Run by the lovely Kerry Turner, assisted by the equally lovely (and Star Baker) Leanne Bayley, the course requires only that you bring a laptop as you climb the footstool from newbie to newbie with aspirations and vague understanding.
Here’s the breakdown of what we did:
Fire up Unity! Learn how components fit together, the horror of Unity Script, and the value of backing up your work.
Start turning your experiments into an inescapably surrealist game.
Add audio, title screens, a UI.
Frantically try to finish your
interactive nightmare game. Beg for assistance from Kerry and Leanne when you realise you’ve completely overreached, have no idea what you’re doing, and your code is the equivalent of that half-unravelled ball of string you keep in that drawer. Showcase your game to your Make Play Code comrades.
Snark aside, Make Play Code is really awesome. Everyone involved was lovely, helpful, and totally into it. And, weird as most of them were, the eight finished games were extremely impressive given that we knew naff all about game-making six weeks previously.

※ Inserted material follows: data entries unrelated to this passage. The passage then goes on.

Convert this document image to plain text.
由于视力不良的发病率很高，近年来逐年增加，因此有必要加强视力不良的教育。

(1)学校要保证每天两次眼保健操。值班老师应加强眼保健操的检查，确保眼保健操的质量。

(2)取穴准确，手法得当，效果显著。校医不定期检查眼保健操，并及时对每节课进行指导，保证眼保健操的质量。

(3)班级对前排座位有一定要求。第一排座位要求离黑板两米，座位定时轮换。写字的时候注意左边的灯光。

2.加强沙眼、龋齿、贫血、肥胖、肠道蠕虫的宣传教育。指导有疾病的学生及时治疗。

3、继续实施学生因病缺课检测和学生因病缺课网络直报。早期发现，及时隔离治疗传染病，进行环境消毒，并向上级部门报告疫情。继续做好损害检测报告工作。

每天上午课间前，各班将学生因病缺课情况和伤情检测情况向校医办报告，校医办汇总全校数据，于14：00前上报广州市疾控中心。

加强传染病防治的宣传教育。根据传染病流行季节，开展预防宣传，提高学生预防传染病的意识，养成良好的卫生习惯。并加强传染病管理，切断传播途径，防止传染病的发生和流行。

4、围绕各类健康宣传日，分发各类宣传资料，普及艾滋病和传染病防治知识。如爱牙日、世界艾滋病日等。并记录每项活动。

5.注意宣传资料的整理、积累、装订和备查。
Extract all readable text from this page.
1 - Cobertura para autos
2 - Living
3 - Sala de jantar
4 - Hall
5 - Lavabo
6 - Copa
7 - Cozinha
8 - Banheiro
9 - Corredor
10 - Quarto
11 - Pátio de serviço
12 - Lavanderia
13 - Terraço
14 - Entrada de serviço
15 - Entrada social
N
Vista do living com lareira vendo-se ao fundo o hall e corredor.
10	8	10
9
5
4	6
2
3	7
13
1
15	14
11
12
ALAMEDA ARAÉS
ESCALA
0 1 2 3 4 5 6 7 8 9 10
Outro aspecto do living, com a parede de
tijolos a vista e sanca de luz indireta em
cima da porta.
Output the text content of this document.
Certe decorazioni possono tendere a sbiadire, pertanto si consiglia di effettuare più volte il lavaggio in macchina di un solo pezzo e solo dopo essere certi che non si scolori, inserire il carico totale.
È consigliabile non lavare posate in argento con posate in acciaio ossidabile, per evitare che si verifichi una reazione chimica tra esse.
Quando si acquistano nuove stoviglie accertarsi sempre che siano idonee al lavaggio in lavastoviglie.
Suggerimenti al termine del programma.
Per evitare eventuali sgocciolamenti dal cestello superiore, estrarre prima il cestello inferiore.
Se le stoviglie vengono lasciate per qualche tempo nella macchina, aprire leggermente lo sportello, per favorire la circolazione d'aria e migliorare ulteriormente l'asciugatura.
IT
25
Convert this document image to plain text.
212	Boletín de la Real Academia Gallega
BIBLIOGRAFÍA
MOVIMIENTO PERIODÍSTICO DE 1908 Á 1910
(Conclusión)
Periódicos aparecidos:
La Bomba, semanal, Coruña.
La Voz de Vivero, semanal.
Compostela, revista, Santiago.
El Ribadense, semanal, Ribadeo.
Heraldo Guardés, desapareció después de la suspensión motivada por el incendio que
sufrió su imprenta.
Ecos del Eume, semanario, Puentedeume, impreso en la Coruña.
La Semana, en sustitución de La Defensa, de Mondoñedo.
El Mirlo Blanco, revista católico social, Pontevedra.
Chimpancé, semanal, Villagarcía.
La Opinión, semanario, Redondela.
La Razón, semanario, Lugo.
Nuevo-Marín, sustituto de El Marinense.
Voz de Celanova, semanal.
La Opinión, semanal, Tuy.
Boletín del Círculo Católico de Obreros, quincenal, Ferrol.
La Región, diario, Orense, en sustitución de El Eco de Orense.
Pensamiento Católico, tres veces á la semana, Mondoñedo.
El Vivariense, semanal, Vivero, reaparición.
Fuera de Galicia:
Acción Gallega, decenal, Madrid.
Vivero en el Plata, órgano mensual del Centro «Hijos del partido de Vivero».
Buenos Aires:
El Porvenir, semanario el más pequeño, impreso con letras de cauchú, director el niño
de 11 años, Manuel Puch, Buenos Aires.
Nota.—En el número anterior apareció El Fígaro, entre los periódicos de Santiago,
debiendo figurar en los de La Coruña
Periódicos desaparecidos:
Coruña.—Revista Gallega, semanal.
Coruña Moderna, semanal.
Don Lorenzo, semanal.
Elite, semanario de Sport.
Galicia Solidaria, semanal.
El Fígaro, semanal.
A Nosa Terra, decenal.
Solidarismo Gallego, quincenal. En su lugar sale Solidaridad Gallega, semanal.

My game is as finished as it’s likely to get, though it’s certainly riddled with problems. It is, for example, difficult to tell when you’ve collected enough things to reach the endgame; there’s no narrative; the bears don’t always adhere to gravity. And though we were shown how to make assets, everything in my game is from the Asset Store.
But the aim of the game (aha) was to get a strong enough grip on Unity to make a functional game, not necessarily a good one. I’ve done that, and that’s OK. Future projects can have higher aspirations.
I think having this knowledge of Unity is going to open up a whole new avenue, both work-wise and personally—particularly when I get it working with my Oculus Rift headset. I’m already working on a couple more little games and experiments (which I’ll post when I’m done), and have some great ideas for the heritage sector.
I’m feeling inspired and seeing lots of opportunities to try new things. It’s all rather exciting. Thanks, Make Play Code!